Published March 19, 2026 | Version v1
Preprint Open

Context-Aware LLM-Based Test Case Generation for Enterprise Point-of-Sale Systems

  • 1. Independent Researcher

Description

This work presents a context-aware framework for applying Large Language Models (LLMs) to automated test case generation in enterprise Point-of-Sale (POS) systems. Modern retail platforms operate as highly distributed, transaction-intensive environments involving complex interactions across payment gateways, promotion engines, inventory systems, and regulatory constraints. Ensuring correctness and reliability in such systems remains a significant challenge for traditional test design approaches.

This paper introduces the Context-Aware LLM Test Generation Framework (CALTGF), a structured four-layer architecture that integrates domain-specific business rules, regulatory constraints (including PCI-DSS and EBT compliance), structured prompt engineering, automated validation, and human-in-the-loop governance. The framework addresses key limitations of general-purpose LLMs, including business rule hallucination, transaction state inconsistencies, and domain misalignment in generated test scenarios.

The approach is evaluated across multiple enterprise POS transaction categories, including payment processing, promotion and coupon validation, return and refund workflows, self-checkout operations, and multi-tender transactions. Empirical results indicate improved test case quality, expanded edge case coverage, and a reduction in manual test authoring effort compared to conventional approaches.
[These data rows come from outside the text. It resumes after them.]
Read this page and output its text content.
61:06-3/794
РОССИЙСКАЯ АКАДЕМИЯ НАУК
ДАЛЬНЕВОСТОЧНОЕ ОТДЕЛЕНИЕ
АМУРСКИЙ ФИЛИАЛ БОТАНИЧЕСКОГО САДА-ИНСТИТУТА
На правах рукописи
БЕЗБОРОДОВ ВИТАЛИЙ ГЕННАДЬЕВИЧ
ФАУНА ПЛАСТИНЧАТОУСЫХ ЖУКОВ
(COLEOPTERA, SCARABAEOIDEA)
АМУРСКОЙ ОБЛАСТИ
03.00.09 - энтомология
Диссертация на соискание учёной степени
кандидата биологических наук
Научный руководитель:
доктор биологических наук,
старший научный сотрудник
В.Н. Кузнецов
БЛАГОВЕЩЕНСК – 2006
In addition to the architectural contribution, this work presents a taxonomy of LLM failure modes specific to enterprise transaction systems and proposes mitigation strategies through domain context injection and validation pipelines. The findings highlight the importance of combining AI-driven automation with governance mechanisms to ensure reliability in production-grade testing environments.

This research contributes to the broader field of AI-assisted quality engineering by demonstrating how LLMs can be effectively adapted for domain-critical enterprise systems where correctness, compliance, and transactional integrity are essential.